MRNSW Commissioner Stacey Tannos said that with coverage from Kiama to Kioloa and at least 22 nautical miles seaward, the channel 81 repeater would allow boaters to talk to Marine Rescue bases from much further away.
“Marine repeaters are a vital safety tool in allowing boats to provide information about their movements and the safety of the boat and the people on board over a large area,” Commissioner Tannos said. “This repeater provides a real boost for our bases in the region, allowing them to talk to boats in locations they may never have been able to access before.”
The project was jointly financed by MRNSW and the SOLAS Trusts, which provided an $18,300 grant for the vital work.

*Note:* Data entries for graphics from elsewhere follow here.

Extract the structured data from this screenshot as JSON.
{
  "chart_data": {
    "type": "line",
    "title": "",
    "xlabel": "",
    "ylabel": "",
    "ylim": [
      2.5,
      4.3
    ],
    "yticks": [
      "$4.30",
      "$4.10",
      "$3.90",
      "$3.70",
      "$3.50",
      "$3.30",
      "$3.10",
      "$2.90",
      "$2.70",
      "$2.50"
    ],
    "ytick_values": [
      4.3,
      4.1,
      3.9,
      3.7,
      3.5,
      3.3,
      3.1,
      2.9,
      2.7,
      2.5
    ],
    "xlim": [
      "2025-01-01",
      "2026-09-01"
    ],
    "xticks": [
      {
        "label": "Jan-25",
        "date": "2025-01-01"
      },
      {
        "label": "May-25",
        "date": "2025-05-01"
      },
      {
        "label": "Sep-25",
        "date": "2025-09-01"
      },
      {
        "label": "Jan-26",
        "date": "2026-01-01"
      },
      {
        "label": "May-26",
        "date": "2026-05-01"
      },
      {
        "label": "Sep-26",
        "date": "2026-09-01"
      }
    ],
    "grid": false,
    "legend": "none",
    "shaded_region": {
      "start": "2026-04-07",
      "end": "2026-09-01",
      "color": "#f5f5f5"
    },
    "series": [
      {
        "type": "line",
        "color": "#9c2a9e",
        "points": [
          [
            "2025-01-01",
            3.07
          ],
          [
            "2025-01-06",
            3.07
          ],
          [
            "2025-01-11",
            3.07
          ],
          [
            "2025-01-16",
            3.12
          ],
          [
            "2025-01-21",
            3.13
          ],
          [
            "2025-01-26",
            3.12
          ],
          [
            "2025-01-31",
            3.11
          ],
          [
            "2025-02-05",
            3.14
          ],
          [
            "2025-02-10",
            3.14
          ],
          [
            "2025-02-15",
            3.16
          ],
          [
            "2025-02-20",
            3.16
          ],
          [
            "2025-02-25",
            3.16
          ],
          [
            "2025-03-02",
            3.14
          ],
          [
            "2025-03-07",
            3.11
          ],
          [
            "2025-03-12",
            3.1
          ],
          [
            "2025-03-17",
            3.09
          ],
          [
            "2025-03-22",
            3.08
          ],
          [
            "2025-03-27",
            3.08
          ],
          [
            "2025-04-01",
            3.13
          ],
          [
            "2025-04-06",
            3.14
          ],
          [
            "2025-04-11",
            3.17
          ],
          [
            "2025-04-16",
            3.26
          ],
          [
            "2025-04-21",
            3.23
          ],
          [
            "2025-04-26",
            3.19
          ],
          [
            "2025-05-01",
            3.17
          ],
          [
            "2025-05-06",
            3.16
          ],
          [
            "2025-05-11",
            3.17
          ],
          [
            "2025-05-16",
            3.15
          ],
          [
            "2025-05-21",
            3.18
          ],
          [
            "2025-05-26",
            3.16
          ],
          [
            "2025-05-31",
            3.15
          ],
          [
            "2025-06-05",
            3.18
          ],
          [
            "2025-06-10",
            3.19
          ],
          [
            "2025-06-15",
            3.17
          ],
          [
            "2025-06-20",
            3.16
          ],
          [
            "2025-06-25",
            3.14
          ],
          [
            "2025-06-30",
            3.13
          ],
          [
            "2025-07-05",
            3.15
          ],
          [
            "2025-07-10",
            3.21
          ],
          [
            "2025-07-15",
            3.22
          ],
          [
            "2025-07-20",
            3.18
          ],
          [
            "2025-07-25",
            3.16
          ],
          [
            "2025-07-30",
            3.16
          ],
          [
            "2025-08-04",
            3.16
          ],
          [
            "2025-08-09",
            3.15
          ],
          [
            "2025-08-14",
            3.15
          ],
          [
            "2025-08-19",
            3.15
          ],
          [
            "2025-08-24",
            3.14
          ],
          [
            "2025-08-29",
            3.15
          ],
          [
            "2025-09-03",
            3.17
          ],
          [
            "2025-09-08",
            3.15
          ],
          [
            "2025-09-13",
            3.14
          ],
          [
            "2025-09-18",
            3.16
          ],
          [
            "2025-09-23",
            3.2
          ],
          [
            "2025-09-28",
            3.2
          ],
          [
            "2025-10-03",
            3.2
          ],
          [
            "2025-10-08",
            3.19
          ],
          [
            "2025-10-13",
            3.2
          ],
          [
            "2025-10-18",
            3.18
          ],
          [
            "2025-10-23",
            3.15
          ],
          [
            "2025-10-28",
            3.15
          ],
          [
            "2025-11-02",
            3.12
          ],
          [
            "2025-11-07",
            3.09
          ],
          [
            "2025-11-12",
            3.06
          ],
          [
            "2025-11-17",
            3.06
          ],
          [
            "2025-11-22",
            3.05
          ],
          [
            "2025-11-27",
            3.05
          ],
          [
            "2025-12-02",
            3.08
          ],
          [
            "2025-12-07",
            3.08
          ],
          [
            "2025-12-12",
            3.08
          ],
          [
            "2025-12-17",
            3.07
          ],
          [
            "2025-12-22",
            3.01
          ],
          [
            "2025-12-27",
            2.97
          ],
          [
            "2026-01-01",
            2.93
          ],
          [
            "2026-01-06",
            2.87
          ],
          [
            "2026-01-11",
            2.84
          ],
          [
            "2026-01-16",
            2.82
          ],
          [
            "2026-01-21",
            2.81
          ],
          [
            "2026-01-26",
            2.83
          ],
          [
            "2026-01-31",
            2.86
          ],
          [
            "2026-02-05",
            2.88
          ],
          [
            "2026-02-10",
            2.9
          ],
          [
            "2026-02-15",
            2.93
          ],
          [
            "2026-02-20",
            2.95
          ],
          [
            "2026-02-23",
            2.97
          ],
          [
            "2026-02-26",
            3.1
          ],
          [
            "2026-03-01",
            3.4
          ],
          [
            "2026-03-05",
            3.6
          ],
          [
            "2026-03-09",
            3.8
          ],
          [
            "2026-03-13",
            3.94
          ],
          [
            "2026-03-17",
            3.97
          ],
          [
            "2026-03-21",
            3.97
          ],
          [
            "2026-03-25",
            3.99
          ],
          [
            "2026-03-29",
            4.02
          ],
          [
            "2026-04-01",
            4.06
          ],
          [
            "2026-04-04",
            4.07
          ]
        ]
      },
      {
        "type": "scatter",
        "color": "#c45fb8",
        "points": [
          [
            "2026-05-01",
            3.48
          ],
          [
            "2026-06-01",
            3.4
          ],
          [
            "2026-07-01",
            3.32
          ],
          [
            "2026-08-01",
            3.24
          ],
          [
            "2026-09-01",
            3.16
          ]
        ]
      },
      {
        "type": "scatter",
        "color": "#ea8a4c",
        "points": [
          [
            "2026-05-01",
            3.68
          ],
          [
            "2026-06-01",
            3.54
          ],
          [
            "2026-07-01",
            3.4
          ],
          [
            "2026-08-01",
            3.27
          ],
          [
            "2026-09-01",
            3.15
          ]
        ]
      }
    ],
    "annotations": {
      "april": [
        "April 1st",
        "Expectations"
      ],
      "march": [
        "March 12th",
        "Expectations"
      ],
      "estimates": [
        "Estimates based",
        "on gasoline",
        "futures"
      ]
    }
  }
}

“Without the generosity of the SOLAS Trusts, this project would not have been possible this year. SOLAS is a solid supporter of marine rescue all over Australia and we thank them for their support for this project,” Commissioner Tannos said.
CYCA SOLAS Ltd Chairman Matt Allen said the much-needed upgrade to the marine communications network was a vital piece of infrastructure for recreational and commercial boaters.
“Many of our members pass through the operational boundaries of the network, whether racing or cruising, and the Trustees of the CYCA SOLAS Trusts view the investment support provided as a natural fit to the objectives of the Trusts,” Mr Allen said.
MRNSW Operational Communications Manager Ian Brown said the repeater was accessible to all vessels equipped with a marine VHF radio by selecting channel 81.
“To check if you are able to access the repeater, press the push-to-talk button on your microphone and if you can hear and audible signal being transmitted after you have released the switch, then you are within the repeater’s footprint,” Mr Brown said.
“Because you can be heard over a large area, it is important to limit your conversation to about a minute – especially if it is between two boats. If you can see the boat you are talking to, then use a simplex channel like 72 or 77. We’d ask boaters not to use the repeater for a chat because they can be heard over a long way and others might be waiting to use it.”